This code is a pytorch version for speechflow model in "How Speech is Recognized to Be Emotional - A Study Based on Information Decomposition", which is modified for our investigations from the original Speechflow.
For ACRNN in this paper, its code can be found at 3-D ACRNN.
This project is built with python 3.6, for other packages, you can install them by pip install -r requirements.txt
.
To Prepare Training Data(take VCTK as an example here, for other dataset, you should modify some settings in below files)
-
Prepare your wavefiles
-
cd tools
-
make training data and valid data, for better training, you can make an entire training wave file for each speaker by
sh make_cat.sh
, and make separate validation wave files for each speaker bysh make_valid.sh
, here validation speakers can not appear in training data. -
Extract spectrogram and f0:
python make_spect_f0_VCTK.py
- you should provide d-vectors by a pre-trained model.

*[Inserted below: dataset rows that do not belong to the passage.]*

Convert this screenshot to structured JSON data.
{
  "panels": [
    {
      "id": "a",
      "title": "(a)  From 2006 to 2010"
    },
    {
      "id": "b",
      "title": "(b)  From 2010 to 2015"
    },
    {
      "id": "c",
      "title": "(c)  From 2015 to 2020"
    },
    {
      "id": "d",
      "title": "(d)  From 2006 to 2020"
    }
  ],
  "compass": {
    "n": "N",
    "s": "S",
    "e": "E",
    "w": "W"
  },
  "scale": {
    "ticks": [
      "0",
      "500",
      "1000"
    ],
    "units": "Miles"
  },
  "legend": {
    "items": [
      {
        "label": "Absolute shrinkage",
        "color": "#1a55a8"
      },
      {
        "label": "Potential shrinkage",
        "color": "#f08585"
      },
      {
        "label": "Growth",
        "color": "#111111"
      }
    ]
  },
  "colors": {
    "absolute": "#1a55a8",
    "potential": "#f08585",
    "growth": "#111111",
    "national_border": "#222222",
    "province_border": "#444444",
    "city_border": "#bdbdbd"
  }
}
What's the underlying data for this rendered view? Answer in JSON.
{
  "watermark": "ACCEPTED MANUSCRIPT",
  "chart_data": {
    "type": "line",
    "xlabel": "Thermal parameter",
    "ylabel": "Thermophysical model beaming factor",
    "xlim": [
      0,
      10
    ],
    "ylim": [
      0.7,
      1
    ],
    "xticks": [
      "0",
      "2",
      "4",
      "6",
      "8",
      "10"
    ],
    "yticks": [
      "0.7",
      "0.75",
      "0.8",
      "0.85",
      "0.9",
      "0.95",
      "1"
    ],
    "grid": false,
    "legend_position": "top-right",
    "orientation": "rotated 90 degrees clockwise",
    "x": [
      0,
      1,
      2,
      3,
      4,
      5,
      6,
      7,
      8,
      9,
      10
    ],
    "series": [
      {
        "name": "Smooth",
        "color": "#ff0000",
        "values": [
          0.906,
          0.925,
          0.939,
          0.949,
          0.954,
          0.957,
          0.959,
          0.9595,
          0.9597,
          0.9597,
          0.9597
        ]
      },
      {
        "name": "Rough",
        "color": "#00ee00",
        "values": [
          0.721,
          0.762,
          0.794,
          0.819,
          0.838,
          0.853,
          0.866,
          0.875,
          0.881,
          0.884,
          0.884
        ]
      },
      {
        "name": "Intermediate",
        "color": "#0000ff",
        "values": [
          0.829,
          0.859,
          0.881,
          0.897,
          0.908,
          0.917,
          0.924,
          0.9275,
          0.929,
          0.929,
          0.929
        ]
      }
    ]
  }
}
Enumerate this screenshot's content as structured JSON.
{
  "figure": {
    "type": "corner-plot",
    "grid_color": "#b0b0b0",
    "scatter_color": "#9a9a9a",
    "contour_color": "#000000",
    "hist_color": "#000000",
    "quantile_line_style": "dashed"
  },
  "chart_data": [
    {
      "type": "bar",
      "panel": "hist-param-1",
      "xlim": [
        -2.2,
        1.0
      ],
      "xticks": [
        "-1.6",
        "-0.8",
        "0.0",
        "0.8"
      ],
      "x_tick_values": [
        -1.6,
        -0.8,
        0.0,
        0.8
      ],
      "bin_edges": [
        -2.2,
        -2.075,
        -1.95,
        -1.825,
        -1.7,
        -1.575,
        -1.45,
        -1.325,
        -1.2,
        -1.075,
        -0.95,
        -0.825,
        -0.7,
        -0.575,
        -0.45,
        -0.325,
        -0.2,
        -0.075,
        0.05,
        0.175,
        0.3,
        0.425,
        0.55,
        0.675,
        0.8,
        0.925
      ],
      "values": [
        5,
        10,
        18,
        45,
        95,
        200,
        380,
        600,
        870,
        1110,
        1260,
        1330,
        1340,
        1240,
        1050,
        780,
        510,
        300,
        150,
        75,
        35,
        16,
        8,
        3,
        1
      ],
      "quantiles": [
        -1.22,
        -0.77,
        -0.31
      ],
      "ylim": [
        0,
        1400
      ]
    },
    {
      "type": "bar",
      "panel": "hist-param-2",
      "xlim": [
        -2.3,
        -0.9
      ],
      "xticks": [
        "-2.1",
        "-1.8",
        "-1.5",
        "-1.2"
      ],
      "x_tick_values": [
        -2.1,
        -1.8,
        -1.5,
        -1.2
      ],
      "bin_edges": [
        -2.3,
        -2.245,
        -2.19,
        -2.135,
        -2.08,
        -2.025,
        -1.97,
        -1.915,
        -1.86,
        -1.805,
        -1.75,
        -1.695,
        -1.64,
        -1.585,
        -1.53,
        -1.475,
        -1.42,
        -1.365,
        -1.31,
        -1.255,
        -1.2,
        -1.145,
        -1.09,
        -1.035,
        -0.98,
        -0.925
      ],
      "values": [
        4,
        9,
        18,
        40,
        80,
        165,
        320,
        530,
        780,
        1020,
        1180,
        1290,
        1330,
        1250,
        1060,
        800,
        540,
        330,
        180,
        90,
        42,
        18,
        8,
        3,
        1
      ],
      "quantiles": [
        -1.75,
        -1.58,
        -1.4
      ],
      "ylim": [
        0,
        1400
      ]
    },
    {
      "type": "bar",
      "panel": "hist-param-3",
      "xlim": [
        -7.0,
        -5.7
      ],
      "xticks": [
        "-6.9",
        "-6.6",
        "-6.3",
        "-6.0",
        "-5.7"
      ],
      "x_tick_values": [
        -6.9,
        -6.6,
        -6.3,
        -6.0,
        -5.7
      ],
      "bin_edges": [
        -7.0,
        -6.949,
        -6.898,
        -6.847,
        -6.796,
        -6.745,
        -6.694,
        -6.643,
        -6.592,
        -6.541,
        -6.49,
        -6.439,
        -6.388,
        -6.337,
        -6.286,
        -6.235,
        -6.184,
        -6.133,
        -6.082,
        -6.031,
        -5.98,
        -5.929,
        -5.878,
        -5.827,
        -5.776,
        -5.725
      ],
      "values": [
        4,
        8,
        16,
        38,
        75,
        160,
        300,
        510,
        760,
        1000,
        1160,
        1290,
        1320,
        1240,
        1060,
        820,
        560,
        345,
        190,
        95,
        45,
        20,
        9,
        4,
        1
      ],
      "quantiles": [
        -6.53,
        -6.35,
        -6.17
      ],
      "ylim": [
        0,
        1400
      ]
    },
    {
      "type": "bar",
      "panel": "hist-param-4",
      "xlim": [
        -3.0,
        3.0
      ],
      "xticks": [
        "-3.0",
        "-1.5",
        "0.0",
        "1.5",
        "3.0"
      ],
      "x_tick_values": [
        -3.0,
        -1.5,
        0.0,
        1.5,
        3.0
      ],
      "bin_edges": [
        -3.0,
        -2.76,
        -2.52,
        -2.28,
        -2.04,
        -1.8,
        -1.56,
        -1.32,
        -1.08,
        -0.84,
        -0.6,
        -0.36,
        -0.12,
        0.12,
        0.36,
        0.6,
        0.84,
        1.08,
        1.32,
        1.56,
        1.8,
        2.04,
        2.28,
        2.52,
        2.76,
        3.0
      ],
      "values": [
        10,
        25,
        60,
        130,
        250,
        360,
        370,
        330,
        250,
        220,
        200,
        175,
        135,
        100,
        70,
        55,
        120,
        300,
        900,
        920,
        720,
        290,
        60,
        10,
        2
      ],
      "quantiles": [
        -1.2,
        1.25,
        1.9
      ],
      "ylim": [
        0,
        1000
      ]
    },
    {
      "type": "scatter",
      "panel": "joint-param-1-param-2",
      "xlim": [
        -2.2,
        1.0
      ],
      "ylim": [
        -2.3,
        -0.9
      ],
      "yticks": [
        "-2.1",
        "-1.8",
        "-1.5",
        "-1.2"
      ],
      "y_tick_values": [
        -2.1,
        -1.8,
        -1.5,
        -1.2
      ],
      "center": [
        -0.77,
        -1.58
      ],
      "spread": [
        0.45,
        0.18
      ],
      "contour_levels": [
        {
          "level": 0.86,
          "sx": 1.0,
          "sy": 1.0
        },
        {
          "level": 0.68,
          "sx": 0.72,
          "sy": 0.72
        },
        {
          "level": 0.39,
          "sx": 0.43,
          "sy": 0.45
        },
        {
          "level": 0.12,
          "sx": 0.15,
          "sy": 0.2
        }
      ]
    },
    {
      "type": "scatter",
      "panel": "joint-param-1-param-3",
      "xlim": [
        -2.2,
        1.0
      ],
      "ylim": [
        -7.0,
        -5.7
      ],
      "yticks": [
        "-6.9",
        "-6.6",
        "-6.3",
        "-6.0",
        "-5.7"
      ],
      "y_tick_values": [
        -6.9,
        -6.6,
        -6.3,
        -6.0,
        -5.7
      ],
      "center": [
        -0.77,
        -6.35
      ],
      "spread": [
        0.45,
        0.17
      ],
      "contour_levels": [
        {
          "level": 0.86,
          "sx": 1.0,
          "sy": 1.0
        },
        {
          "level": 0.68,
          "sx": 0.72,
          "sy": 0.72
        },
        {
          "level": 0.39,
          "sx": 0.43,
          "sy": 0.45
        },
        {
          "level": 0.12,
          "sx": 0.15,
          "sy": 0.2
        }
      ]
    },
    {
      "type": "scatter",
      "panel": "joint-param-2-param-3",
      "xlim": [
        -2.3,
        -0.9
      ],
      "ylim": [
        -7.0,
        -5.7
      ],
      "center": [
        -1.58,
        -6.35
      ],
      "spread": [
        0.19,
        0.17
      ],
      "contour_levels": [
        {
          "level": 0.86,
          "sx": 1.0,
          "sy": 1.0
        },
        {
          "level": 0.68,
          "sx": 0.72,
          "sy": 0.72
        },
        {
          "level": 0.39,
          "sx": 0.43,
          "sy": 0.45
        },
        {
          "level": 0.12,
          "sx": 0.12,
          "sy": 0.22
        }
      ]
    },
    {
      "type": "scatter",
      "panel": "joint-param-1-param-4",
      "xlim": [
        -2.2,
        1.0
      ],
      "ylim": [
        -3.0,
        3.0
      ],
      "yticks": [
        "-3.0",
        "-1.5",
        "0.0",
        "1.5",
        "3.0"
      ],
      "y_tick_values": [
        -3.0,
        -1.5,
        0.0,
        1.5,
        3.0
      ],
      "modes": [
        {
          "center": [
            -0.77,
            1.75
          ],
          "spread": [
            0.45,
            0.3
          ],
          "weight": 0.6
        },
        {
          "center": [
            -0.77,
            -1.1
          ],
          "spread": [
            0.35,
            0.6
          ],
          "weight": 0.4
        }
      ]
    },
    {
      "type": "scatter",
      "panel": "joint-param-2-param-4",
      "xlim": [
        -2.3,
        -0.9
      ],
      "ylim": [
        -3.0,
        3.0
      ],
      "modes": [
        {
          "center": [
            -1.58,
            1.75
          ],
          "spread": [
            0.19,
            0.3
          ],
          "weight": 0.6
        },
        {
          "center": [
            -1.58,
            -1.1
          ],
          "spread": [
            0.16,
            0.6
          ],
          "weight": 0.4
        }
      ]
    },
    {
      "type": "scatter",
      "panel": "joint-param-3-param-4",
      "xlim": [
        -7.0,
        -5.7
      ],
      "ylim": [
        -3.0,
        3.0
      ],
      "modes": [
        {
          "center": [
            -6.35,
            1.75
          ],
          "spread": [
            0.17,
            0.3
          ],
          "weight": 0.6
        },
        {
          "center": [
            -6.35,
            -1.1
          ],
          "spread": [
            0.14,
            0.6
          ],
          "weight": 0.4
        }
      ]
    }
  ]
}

D-vectors for speakers in VCTK calculated by our pre-trained model are provided in
./data/VCTK_dvec/dvector_VCTK.npz
- a mapping from speakers to IDs and another from speakers to corresponding genders are needeed
- for validation data, you should change some settings
- you should provide d-vectors by a pre-trained model. D-vectors for speakers in VCTK calculated by our pre-trained model are provided in
-
Generate training metadata:
make_metasplit_VCTK.py
-
Generate validation metadata:
make_demodata_VCTK.py
-
change setting at
hparams.py
andrun.py
-
Run the training scripts:
python run.py
An example is provide in infer_batch.py
, in which you should define the input pickle file.
This speechflow model is the most important tool for us to analyse impacts between speech components and performance of mordern emotion recognition systems. This code is modified for our task from the original Speechflow. Thanks for Kaizhi Qian providing the original code, which is much helpful for us.